This column was written by the editors of The New Republic.
Say this much for our president: He is consistent. Back in the 1990s, when he was still governor of Texas, he had an opportunity to help some of his neediest constituents get affordable medical care. The federal government had just created the State Children's Health Insurance Program, or S-CHIP, making billions in new spending available to states that created public insurance programs for poor kids and their families. While even some of his fellow Republican governors were jumping at the opportunity, Bush balked. The program might get expensive in the long run, he feared. And, oh dear, it would mean more government. So Bush fought efforts to create an expansive S-CHIP program in Texas, arguing a minimalist version would be better, even though the state had one of the highest proportions of uninsured residents in the country.
The Texas legislature, though hardly a bastion of socialism, didn't see things Bush's way — and bullied him into supporting a bigger program. But now, as president, Bush is waging the same fight all over again. S-CHIP is up for reauthorization this year. With even more Americans uninsured than in the '90s, Congress seems inclined to expand it so that it can cover more people. Under a new bipartisan proposal in the Senate, S-CHIP funding would increase by $35 billion over the next five years, allowing it to reach many of the children who still lack insurance.

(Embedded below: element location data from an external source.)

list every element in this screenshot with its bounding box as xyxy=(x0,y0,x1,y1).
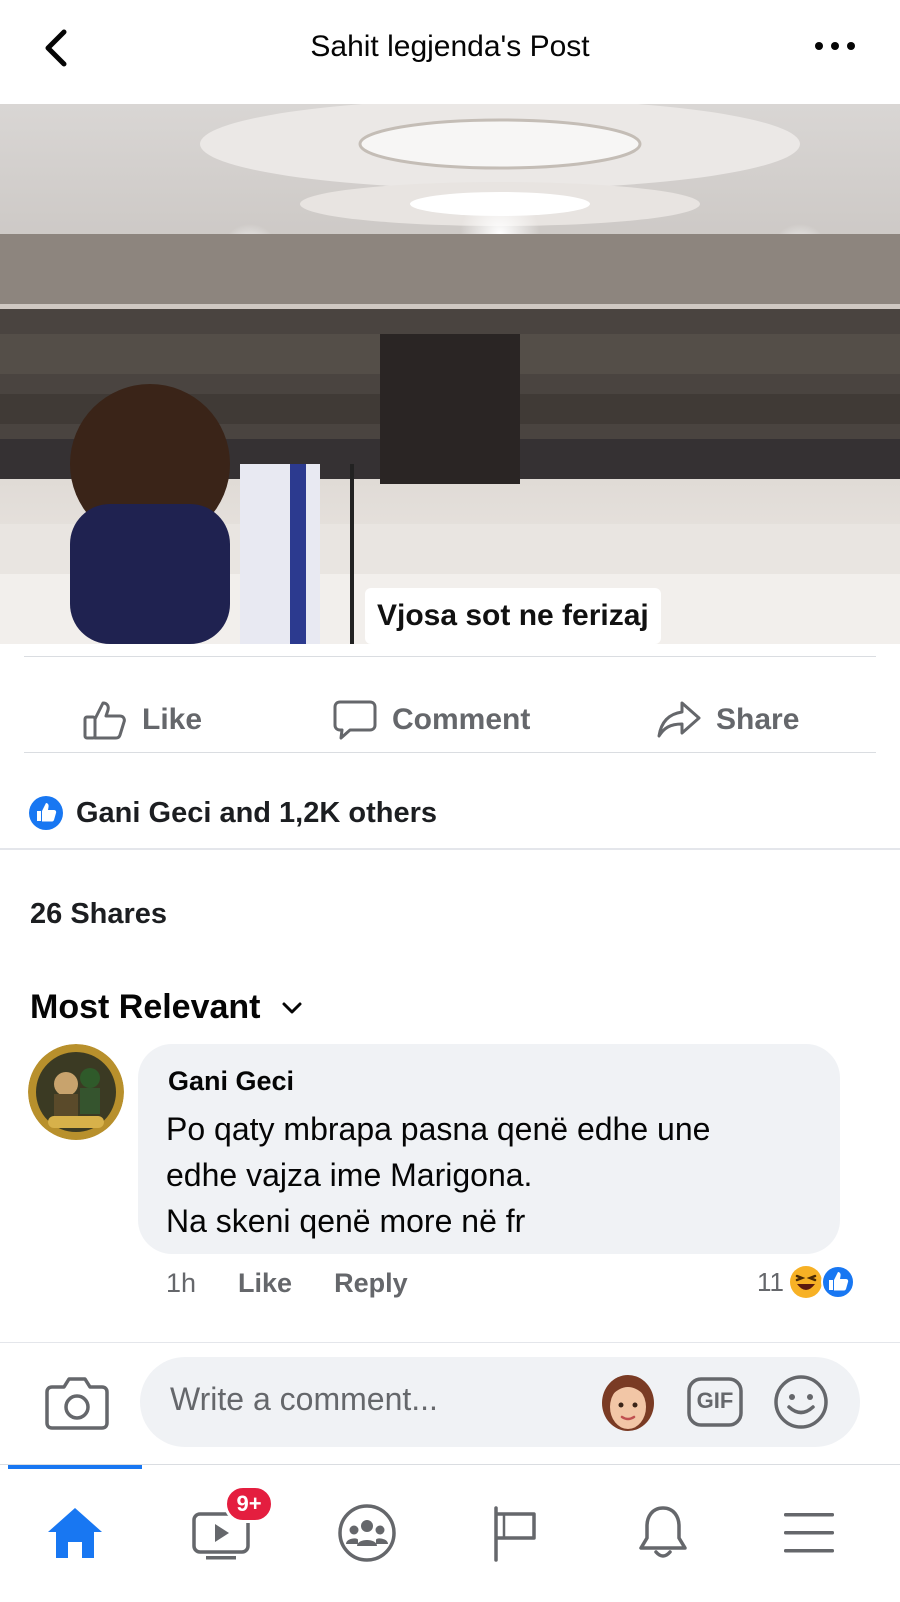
like-reaction-icon xyxy=(821,1265,855,1299)
comment-time: 1h xyxy=(166,1268,197,1298)
flag-icon xyxy=(494,1506,536,1562)
share-label: Share xyxy=(716,703,800,736)
photo-caption: Vjosa sot ne ferizaj xyxy=(365,588,661,644)
gif-button[interactable]: GIF xyxy=(686,1375,744,1429)
comment-author[interactable]: Gani Geci xyxy=(168,1066,294,1097)
groups-icon xyxy=(338,1504,396,1562)
comment-text: Po qaty mbrapa pasna qenë edhe une edhe … xyxy=(166,1106,826,1244)
camera-icon xyxy=(45,1377,109,1430)
divider xyxy=(24,656,876,657)
notification-badge: 9+ xyxy=(224,1485,274,1523)
haha-icon xyxy=(790,1266,822,1298)
share-button[interactable]: Share xyxy=(656,690,799,750)
like-label: Like xyxy=(142,703,203,736)
smiley-icon xyxy=(774,1375,828,1429)
comment-icon xyxy=(333,700,377,740)
comment-composer: Write a comment... GIF xyxy=(0,1342,900,1464)
chevron-down-icon xyxy=(282,1002,301,1013)
share-icon xyxy=(657,701,701,738)
comment-label: Comment xyxy=(392,703,531,736)
comment-line: edhe vajza ime Marigona. xyxy=(166,1157,533,1193)
avatar-image xyxy=(28,1044,124,1140)
gif-label: GIF xyxy=(696,1388,734,1413)
comment-reactions[interactable]: 11 xyxy=(757,1264,856,1300)
avatar-sticker-button[interactable] xyxy=(600,1373,656,1433)
comment-bubble: Gani Geci Po qaty mbrapa pasna qenë edhe… xyxy=(138,1044,840,1254)
emoji-button[interactable] xyxy=(772,1373,830,1431)
post-photo-image xyxy=(0,104,900,644)
comment-input[interactable]: Write a comment... GIF xyxy=(140,1357,860,1447)
comment-line: Na skeni qenë more në fr xyxy=(166,1203,526,1239)
hamburger-menu-icon xyxy=(784,1513,834,1553)
active-tab-indicator xyxy=(8,1465,142,1469)
reactions-summary[interactable]: Gani Geci and 1,2K others xyxy=(28,795,437,831)
comment-like-button[interactable]: Like xyxy=(238,1268,292,1299)
tab-home[interactable] xyxy=(20,1483,130,1583)
comment-meta: 1h Like Reply xyxy=(166,1268,408,1299)
comment-line: Po qaty mbrapa pasna qenë edhe une xyxy=(166,1111,711,1147)
comment-button[interactable]: Comment xyxy=(332,690,530,750)
tab-notifications[interactable] xyxy=(608,1483,718,1583)
tab-menu[interactable] xyxy=(754,1483,864,1583)
more-options-button[interactable] xyxy=(810,30,860,60)
tab-groups[interactable] xyxy=(312,1483,422,1583)
like-reaction-icon xyxy=(29,796,63,830)
post-photo[interactable]: Vjosa sot ne ferizaj xyxy=(0,104,900,644)
comment-avatar[interactable] xyxy=(28,1044,124,1140)
comment-reaction-count: 11 xyxy=(757,1266,784,1297)
tab-watch[interactable]: 9+ xyxy=(166,1483,276,1583)
page-title: Sahit legjenda's Post xyxy=(310,30,590,63)
bottom-nav: 9+ xyxy=(0,1464,900,1602)
tab-pages[interactable] xyxy=(460,1483,570,1583)
camera-button[interactable] xyxy=(44,1371,110,1431)
shares-count[interactable]: 26 Shares xyxy=(30,898,167,931)
comment-placeholder: Write a comment... xyxy=(170,1381,438,1417)
home-icon xyxy=(48,1508,102,1558)
avatar-sticker-icon xyxy=(602,1375,654,1431)
sort-label: Most Relevant xyxy=(30,988,261,1026)
comment-sort-dropdown[interactable]: Most Relevant xyxy=(30,988,303,1027)
thumbs-up-icon xyxy=(83,701,126,740)
top-bar: Sahit legjenda's Post xyxy=(0,0,900,100)
more-horizontal-icon xyxy=(815,42,855,50)
reactions-text: Gani Geci and 1,2K others xyxy=(76,796,437,829)
comment-reply-button[interactable]: Reply xyxy=(334,1268,408,1299)
divider xyxy=(0,848,900,850)
divider xyxy=(24,752,876,753)
bell-icon xyxy=(639,1506,687,1558)
like-button[interactable]: Like xyxy=(82,690,202,750)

But Bush, backed by some of his more conservative allies, wants no part of this. He's willing to reauthorize the program, but he also wants to restrict it — by, among other things, limiting eligibility to only those people who are below 200 percent of the poverty level. Under his counterproposal, at least 17 states would actually lose S-CHIP funding, meaning that more kids and families in desperate need of medical insurance would go without.
Why the resistance? Money, for one thing. To pay for the expansions, Democrats have proposed raising taxes on cigarettes and rescinding some of the unnecessary subsidies Bush's Medicare drug plan famously throws at insurance companies — steps that are no more popular with this administration than with its supporters in the tobacco and insurance lobbies. But the fight is also philosophical. Bush and his allies object that, for every 10 people who gain insurance through S-CHIP expansions, between two and five fewer will get private insurance — since employers, particularly those with low-income workers, will be less likely to offer coverage once the public alternative is available.
But this hardly matters as long as the net effect is an expansion of insurance — which clearly is the case here, as the Congressional Budget Office recently concluded. Thanks to S-CHIP, the number of people without health insurance today is much lower than it might be otherwise; if the program expands, it will be even lower in the future. To put it in human terms, that means millions of more kids getting their regular checkups and — when they need it — more serious medical care.
Of course, what really spooks Bush and the right is the possibility that S-CHIP could be a stepping stone to universal coverage. It's a legitimate fear. If Americans notice what a good job government has done insuring kids, they might clamor to have it cover more adults, too — which, come to think of it, sounds like a pretty good idea as well.